Hi, I try TMVAClassification with two Prepare…:
- sprintf(Stringa,“nTrain_Signal=%d:nTrain_Background=%d:nTest_Signal=0:nTest_Background=0:SplitMode=Random:NormMode=NumEvents:!V”, nTrainSVar, nTrainBVar);
dataloader->PrepareTrainingAndTestTree( mycuts, mycutb, Stringa);
- dataloader->PrepareTrainingAndTestTree( mycutb, nTrainSVar, nTrainBVar, 0, 0, “SplitMode=Random:NormMode=NumEvents:!V”);
And I got different results, is it normal ?
That looks like it should be expected. You are using two different cut setups. In 1) you place a cut on both signal and background while in 2) you only cut on background.
So do I understand correctly then that your variables
mycutb are both equal to
"" (or equivalently
Other than that difference the two calls are equivalent. In fact, in 2) and internal option string in constructed that is exactly the one in 1). In this case, no, different behaviour is not expected.

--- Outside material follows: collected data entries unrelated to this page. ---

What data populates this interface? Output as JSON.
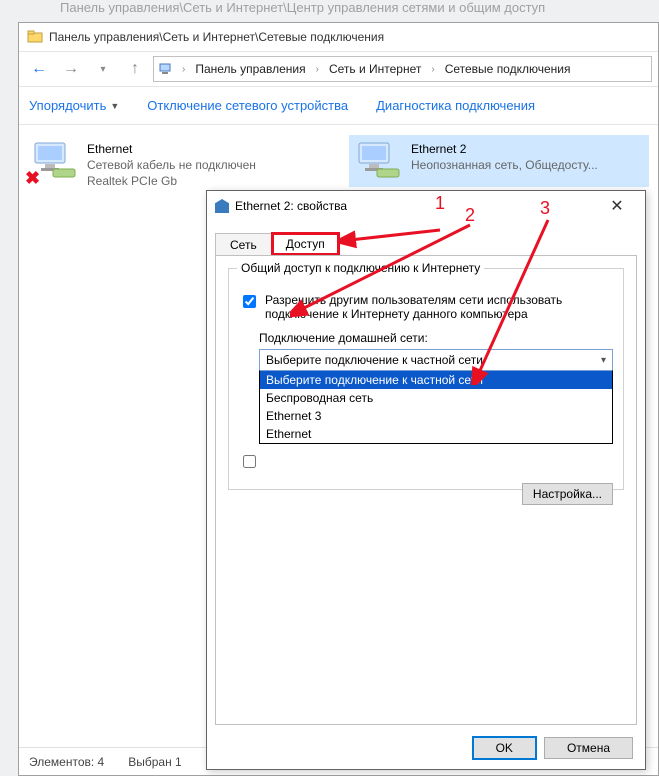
{
  "faded_title": "Панель управления\\Сеть и Интернет\\Центр управления сетями и общим доступ",
  "titlebar": "Панель управления\\Сеть и Интернет\\Сетевые подключения",
  "breadcrumbs": [
    "Панель управления",
    "Сеть и Интернет",
    "Сетевые подключения"
  ],
  "toolbar": {
    "organize": "Упорядочить",
    "disable": "Отключение сетевого устройства",
    "diagnose": "Диагностика подключения"
  },
  "connections": [
    {
      "name": "Ethernet",
      "status": "Сетевой кабель не подключен",
      "adapter": "Realtek PCIe Gb",
      "disconnected": true
    },
    {
      "name": "Ethernet 2",
      "status": "Неопознанная сеть, Общедосту...",
      "adapter": "",
      "disconnected": false
    }
  ],
  "statusbar": {
    "count": "Элементов: 4",
    "selected": "Выбран 1"
  },
  "dialog": {
    "title": "Ethernet 2: свойства",
    "tabs": {
      "network": "Сеть",
      "sharing": "Доступ"
    },
    "group_title": "Общий доступ к подключению к Интернету",
    "checkbox1": "Разрешить другим пользователям сети использовать подключение к Интернету данного компьютера",
    "home_label": "Подключение домашней сети:",
    "combo_selected": "Выберите подключение к частной сети",
    "combo_options": [
      "Выберите подключение к частной сети",
      "Беспроводная сеть",
      "Ethernet 3",
      "Ethernet"
    ],
    "settings_btn": "Настройка...",
    "ok": "OK",
    "cancel": "Отмена"
  },
  "annotations": {
    "n1": "1",
    "n2": "2",
    "n3": "3"
  }
}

Exact but I find differences : this is the problem …tmva3.pdf (839.6 KB)
If I understand your presentation correctly you find differences in the output of 3 classifiers (consistent over both runs), namely DNN_CPU, DNN_GPU and TMlpANN.

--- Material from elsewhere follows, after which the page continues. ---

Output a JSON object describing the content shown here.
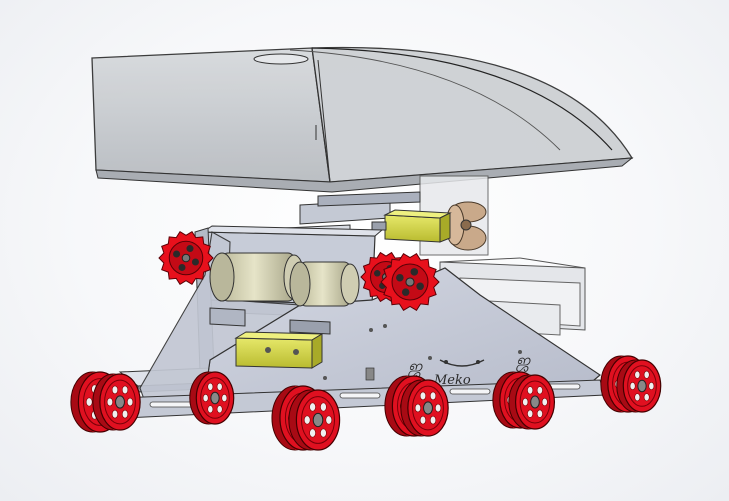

It might be the case (can’t remember the details from the top of my head) that these methods have inherent randomness (I think e.g. the DNN uses “hogwild” parallelisation i.e. the gradients is updated non-deterministically). Could you verify that you get identical output when you run either option 1) or 2) two times in a row?
When using the DNN you will not get the same results, because of different weight initialisation and different batch ordering when training.
If you want reproducible result, this is possible In the coming release 6.16 when using the new MethodDL,
TMVA::Types::kDL , by typing TCpu<Double_t>::SetRandomSeed(seed)
I would like to share my experience with randomness in TMVA training output (using TMlpANN algorithm), Lorenzo pointed out.
What I found interesting was to run a handful of training and then compute for each event the distribution of the classifiers normalized by the cut value of each training.
In that case, normalized classifiers above(below) 1 are cut(not cut) or vice versa depending which side is cut…
One realizes that a given event can be cut for some trainings and not cut for others due to this random initialization of the weights.
By doing so, I think one is able to study the robustness of the TMVA algorithm, which is particularly interesting for noisy data.